LOS ANGELES—A new method for converting between different definitions of lung volume may help standardize radiation dose reporting for patients receiving radiation therapy for lung cancer, finds a study using four-dimensional CT imaging. 4D-CT is a series of CT scans that measure how much a tumor moves when a patient breathes and allows radiation oncologists to personalize radiation treatment for this motion.
“ 4D-CT has gradually moved into routine clinical practice. To apply our past clinical experience with fast-spiral free-breathing CT to the new practice using 4D-CT, we need to address a few concerns,” lead author Yixiu Kang, PhD, said at an ASTRO 2007 plenary session (abstract 2).
Radiation doses are measured by the volume of a person’s lungs, and lung volumes change during each phase of the breathing cycle. “We need to know the relationships between lung volumes and between the dose-volume parameters defined on different CT images, and how to standardize the dose-volume reporting,” Dr. Kang said.
The retrospective study included 40 patients with stage III-IV non-small-cell lung cancer who were prescribed a radiation dose of 45 to 70 Gy and underwent both a fast free-breathing helical CT and a 4D-CT, said Dr. Kang, a research scientist at The University of Texas M.D. Anderson Cancer Center.
Each 4D-CT was partitioned into 10 equal respiratory phases from 0% to 90%. End-inspiration phase was defined as the 0% phase; end-expiration phase, the 50% phase; and average, the average of a given voxel’s values over all 10 phases. Dose distributions were calculated for the different phases.
On average, compared with the end-expiration lung volume, the end-inspiration lung volume was about 14% greater, the average lung volume was about 9% greater, and the free-breathing lung volume was about 6% greater, Dr. Kang said. As a result of respiration, the tumor moved considerably in some patients, but the dose difference was generally small (see Figure).
In a dose analysis conducted among 20 of the patients, the mean dose was 15.1 Gy at end expiration, and the mean dose difference, compared with end expiration, was 0.12 Gy for end inspiration, 0.05 Gy for average, and 0.06 Gy for free breathing, which were nonsignificant differences, Dr. Kang said.

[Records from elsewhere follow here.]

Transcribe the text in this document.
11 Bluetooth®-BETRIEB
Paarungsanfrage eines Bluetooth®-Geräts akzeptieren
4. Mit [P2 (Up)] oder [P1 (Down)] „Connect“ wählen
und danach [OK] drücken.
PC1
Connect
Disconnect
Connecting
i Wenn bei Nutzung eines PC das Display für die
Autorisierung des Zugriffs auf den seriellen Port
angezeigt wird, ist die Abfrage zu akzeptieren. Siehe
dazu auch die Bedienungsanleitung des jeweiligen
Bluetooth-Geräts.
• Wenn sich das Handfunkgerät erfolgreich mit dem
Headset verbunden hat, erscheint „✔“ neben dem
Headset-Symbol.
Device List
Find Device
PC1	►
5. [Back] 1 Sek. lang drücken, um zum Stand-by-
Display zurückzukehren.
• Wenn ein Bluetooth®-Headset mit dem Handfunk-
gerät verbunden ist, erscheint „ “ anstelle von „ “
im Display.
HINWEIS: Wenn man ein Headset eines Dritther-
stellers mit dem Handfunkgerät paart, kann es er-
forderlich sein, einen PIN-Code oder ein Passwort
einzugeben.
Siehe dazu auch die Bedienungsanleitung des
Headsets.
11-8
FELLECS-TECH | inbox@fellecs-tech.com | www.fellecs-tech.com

Analyses of the lung volume receiving more than 20 Gy (V20) at various phases showed that the end-expiration V20 could be multiplied by 0.973 to obtain the free-breathing V20, by 0.970 to obtain the average V20, and by 0.945 to obtain the end-inspiration V20. Results were similar for the lung V5 and the lung V50.
“In general, the end-expiration CT had the worst-case DVH [dose-volume histogram] value, the end-inspiration CT had the best-case DVH value, and the averaged and free-breathing CT had DVH values between the end-expiration and end-inspiration values,” she said.
Taken together, Dr. Kang said, the results suggest that lung volume changes (as opposed to dose distribution changes) account for most of the observed variation in lung dose-volume parameters.
“The lung dose-volume parameters can be converted between different volume definitions by using conversion factors,” she said. “At M.D. Anderson, we have chosen to define the lung volume on the end-expiration CT, since it was the most conservative and most consistent phase for DVH evaluation and had minimal 4D-CT imaging artifacts.”
Stephen M. Hahn, MD, chairman of radiation oncology at the University of Pennsylvania, commented on the study: “Dr. Kang and colleagues demonstrated the importance of assessing lung volumes for radiotherapy planning. They showed the difficulties in assessing the target in lung because of respiratory motion. Much research such as this is needed to improve the treatment planning for lung radiotherapy.”